India flocked to see “Oppenheimer” in Imax and other formats from shows beginning as early as 3am, as Nolan is a huge draw in the country. Protests began on social media almost immediately after.
Among them was Uday Mahurkar, a journalist who was appointed by the Indian government as an information commissioner in 2020. Mahurkar is also the founder of the Save Culture Save India Foundation.

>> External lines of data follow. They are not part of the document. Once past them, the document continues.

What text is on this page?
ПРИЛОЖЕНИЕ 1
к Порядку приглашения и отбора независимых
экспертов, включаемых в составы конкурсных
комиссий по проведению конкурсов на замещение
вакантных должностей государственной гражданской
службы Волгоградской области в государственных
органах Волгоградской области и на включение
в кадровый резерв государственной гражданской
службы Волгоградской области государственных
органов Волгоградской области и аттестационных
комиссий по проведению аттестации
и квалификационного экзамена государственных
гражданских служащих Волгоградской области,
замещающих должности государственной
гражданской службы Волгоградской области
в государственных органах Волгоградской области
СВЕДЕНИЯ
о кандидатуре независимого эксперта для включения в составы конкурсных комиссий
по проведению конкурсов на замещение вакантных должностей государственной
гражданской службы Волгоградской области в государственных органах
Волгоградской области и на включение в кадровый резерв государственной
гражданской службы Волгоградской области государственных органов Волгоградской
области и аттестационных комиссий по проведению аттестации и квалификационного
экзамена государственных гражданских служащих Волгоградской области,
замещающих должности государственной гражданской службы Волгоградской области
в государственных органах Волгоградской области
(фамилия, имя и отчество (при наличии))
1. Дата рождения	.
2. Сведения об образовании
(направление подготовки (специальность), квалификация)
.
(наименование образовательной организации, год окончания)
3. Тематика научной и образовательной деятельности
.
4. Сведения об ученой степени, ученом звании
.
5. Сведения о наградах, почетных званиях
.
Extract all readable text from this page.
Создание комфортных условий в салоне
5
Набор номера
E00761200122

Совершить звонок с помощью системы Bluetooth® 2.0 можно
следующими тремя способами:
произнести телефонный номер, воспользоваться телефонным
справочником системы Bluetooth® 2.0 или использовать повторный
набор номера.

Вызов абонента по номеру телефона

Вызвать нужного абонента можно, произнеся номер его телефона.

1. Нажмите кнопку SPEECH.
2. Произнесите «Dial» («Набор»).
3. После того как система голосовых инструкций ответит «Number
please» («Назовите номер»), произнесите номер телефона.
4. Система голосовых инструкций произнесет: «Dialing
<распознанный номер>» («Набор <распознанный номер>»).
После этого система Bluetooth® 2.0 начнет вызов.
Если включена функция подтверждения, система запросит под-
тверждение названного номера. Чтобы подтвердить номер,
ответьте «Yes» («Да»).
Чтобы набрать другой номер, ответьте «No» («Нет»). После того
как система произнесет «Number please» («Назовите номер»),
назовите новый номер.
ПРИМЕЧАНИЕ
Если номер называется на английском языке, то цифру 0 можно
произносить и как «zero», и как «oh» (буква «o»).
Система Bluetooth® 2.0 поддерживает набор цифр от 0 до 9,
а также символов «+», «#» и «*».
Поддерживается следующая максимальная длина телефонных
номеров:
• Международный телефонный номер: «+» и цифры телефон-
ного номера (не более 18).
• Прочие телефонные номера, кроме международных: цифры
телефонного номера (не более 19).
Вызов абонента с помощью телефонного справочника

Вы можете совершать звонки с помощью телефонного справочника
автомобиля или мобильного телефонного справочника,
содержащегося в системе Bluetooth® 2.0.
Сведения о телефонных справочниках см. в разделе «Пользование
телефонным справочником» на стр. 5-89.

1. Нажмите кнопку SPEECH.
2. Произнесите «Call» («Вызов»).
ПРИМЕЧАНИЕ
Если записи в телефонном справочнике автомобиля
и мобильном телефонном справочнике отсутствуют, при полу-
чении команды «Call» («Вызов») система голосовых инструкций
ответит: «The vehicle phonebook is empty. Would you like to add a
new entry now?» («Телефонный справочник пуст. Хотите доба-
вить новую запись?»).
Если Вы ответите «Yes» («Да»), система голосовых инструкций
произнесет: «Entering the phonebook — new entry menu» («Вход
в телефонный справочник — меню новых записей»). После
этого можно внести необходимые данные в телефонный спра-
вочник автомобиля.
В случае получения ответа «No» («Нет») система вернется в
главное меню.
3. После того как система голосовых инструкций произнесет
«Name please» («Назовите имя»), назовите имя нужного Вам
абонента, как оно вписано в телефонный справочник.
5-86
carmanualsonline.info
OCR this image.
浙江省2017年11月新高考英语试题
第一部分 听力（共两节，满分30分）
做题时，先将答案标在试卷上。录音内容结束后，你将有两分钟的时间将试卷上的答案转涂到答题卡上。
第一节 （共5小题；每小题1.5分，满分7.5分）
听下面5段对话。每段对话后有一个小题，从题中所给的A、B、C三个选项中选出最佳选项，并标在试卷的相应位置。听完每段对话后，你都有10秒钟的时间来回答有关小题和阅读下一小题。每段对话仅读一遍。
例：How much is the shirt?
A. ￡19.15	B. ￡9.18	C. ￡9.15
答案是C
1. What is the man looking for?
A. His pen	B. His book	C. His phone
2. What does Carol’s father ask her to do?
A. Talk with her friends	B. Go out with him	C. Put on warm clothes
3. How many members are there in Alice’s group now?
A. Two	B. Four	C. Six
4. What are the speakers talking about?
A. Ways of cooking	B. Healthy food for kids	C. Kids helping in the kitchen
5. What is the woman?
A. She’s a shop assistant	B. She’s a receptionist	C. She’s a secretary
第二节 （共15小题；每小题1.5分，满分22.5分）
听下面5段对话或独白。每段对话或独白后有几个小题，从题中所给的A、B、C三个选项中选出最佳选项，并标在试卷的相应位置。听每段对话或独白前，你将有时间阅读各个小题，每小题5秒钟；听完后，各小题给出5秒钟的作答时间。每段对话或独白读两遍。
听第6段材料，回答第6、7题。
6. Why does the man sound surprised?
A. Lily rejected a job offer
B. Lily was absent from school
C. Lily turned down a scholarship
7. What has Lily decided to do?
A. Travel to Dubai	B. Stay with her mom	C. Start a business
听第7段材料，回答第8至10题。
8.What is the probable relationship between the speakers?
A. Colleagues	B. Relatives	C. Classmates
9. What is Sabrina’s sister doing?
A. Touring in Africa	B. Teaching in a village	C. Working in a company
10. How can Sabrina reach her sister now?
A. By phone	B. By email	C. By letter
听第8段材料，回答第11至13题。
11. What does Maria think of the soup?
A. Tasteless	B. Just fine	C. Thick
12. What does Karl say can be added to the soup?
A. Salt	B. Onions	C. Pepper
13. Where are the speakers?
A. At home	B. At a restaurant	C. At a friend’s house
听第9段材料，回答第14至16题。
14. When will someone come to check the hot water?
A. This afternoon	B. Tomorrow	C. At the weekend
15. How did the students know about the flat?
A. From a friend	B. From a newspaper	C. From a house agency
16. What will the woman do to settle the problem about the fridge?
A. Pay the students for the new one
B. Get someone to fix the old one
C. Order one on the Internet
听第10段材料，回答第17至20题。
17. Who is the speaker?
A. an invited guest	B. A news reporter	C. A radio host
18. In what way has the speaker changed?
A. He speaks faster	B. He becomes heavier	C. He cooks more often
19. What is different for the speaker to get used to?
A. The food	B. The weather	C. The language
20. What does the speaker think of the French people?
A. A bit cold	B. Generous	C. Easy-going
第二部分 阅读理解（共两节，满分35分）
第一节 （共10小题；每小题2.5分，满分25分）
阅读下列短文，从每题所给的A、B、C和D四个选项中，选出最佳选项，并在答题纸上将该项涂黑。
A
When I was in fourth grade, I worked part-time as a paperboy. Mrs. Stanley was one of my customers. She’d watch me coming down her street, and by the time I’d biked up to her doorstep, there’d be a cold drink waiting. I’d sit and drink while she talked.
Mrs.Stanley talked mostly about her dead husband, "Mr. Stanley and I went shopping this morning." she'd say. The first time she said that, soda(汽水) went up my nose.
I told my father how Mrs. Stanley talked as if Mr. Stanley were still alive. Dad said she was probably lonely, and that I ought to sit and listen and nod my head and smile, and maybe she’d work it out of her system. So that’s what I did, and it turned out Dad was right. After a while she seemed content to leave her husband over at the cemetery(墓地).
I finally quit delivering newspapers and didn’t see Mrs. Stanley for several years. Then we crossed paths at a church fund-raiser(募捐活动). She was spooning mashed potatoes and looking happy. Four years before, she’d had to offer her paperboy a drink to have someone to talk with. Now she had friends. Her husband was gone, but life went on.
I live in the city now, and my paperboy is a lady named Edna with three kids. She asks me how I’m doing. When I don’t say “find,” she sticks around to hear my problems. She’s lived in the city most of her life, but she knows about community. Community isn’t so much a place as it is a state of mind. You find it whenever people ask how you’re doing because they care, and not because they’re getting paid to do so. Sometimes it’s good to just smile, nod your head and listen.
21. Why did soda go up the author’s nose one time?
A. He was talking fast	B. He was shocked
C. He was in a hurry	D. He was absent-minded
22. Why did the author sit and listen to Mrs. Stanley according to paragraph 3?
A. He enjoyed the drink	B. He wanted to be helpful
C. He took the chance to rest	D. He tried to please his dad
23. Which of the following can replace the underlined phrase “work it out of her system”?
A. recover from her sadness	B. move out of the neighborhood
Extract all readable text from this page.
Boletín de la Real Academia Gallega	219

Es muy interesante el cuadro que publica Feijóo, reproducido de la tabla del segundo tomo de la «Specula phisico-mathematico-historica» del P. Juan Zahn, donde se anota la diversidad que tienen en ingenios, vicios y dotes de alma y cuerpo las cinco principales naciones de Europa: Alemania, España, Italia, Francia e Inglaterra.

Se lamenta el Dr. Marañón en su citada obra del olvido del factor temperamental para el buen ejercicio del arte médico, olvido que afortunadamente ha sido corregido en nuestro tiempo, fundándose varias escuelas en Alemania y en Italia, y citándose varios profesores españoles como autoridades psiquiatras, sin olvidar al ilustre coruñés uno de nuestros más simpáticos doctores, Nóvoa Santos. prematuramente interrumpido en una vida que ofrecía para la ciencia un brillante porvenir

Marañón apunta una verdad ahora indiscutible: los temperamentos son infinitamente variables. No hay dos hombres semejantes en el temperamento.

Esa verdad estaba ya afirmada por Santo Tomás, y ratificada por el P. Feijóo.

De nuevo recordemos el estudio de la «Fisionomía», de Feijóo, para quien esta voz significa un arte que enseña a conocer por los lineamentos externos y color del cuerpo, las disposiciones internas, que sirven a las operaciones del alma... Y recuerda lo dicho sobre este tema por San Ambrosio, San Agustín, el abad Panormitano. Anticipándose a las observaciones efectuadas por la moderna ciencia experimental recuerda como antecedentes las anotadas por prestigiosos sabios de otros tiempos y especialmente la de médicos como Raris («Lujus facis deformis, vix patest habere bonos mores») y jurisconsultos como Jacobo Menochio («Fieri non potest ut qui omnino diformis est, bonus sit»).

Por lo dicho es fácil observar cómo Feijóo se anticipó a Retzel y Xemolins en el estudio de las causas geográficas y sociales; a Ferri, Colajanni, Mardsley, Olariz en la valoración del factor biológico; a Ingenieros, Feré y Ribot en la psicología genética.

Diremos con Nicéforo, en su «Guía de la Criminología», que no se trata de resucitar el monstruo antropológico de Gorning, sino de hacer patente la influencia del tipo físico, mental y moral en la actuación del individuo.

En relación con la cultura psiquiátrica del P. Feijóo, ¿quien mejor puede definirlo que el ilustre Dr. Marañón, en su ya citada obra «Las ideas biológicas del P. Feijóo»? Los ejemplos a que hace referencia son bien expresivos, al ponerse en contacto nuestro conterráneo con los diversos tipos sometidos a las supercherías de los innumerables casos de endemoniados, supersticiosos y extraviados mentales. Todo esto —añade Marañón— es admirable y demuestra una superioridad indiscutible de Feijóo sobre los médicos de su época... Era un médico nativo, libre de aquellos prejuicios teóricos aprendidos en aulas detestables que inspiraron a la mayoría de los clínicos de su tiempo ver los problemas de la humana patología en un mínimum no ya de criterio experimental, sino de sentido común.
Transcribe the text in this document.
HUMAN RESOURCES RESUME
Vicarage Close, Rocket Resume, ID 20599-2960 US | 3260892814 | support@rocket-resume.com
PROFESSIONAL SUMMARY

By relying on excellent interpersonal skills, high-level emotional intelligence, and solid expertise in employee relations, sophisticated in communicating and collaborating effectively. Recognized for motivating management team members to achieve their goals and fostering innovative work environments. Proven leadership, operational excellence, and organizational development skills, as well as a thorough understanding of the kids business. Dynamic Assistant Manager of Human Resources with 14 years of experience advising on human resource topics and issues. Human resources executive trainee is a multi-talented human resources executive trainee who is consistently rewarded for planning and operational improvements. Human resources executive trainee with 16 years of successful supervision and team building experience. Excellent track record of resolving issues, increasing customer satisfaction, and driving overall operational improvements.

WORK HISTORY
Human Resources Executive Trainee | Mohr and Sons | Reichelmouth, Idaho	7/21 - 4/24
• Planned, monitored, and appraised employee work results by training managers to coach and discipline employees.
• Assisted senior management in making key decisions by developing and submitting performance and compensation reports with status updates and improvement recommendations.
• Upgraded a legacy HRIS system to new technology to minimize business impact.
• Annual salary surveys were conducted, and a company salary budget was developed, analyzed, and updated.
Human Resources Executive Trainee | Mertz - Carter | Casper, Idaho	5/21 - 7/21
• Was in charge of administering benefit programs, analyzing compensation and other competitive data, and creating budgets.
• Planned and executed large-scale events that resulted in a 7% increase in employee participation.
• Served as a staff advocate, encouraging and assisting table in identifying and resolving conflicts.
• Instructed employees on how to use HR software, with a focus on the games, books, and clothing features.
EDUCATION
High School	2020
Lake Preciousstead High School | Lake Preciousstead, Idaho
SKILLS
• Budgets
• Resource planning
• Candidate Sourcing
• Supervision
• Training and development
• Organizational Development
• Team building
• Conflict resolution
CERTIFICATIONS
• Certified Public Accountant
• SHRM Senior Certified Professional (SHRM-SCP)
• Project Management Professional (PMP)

In a letter addressed to Nolan on Twitter, Mahurkar wrote on behalf of the foundation:
“It has come to our notice that the movie ‘Oppenheimer’ contains a scene which make a scathing attack on Hinduism. As per social media reports, a scene in the movie shows a woman makes a man read Bhagwad Geeta aloud while getting over him and doing sexual intercourse. She is holding Bhagwad Geeta in one hand, and the other hands seems to be adjusting the position of their reproductive organs. The Bhagwad Geeta is one of the most revered scriptures of Hinduism. Geeta has been the inspiration for countless sanyasis, brahmcharis and legends who live a life of self-control and perform selfless noble deeds. We do not know the motivation and logic behind this unnecessary scene on life of a scientist. But this is a direct assault on religious beliefs of a billion tolerant Hindus, rather it amounts to waging a war on the Hindu community and almost appears to be part of a larger conspiracy by anti-Hindu forces.”
The letter goes on to say that Hollywood “is very sensitive about the fact that Quran and Islam is not depicted in any manner that may offend the value system of a common Muslim, even if you make something based on Islamist terrorism,” and asks, “Why should not the same courtesy be also extended to Hindus?”
The letter urges Nolan to “remove this scene from your film across world” and adds, “Should you choose to ignore this appeal it would be deemed as a deliberate assault on Indian civilisation.”
Meanwhile, the film is a box office success in India, grossing $3.6 million in its first two days of release, comfortably outperforming “Barbie,” which collected $1.2 million.
This is not the first time a quote from the “Bhagavad Gita” has been used in a Hollywood studio picture. An orgy scene in Stanley Kubrick’s last film “Eyes Wide Shut” (1999) featured the lines “For the protection of the virtuous, for the destruction of evil and for the firm establishment of Dharma, I take birth and am incarnated on Earth, from age to age.” Following protests from Hindu groups, Warner Bros. edited out the lines from the soundtrack.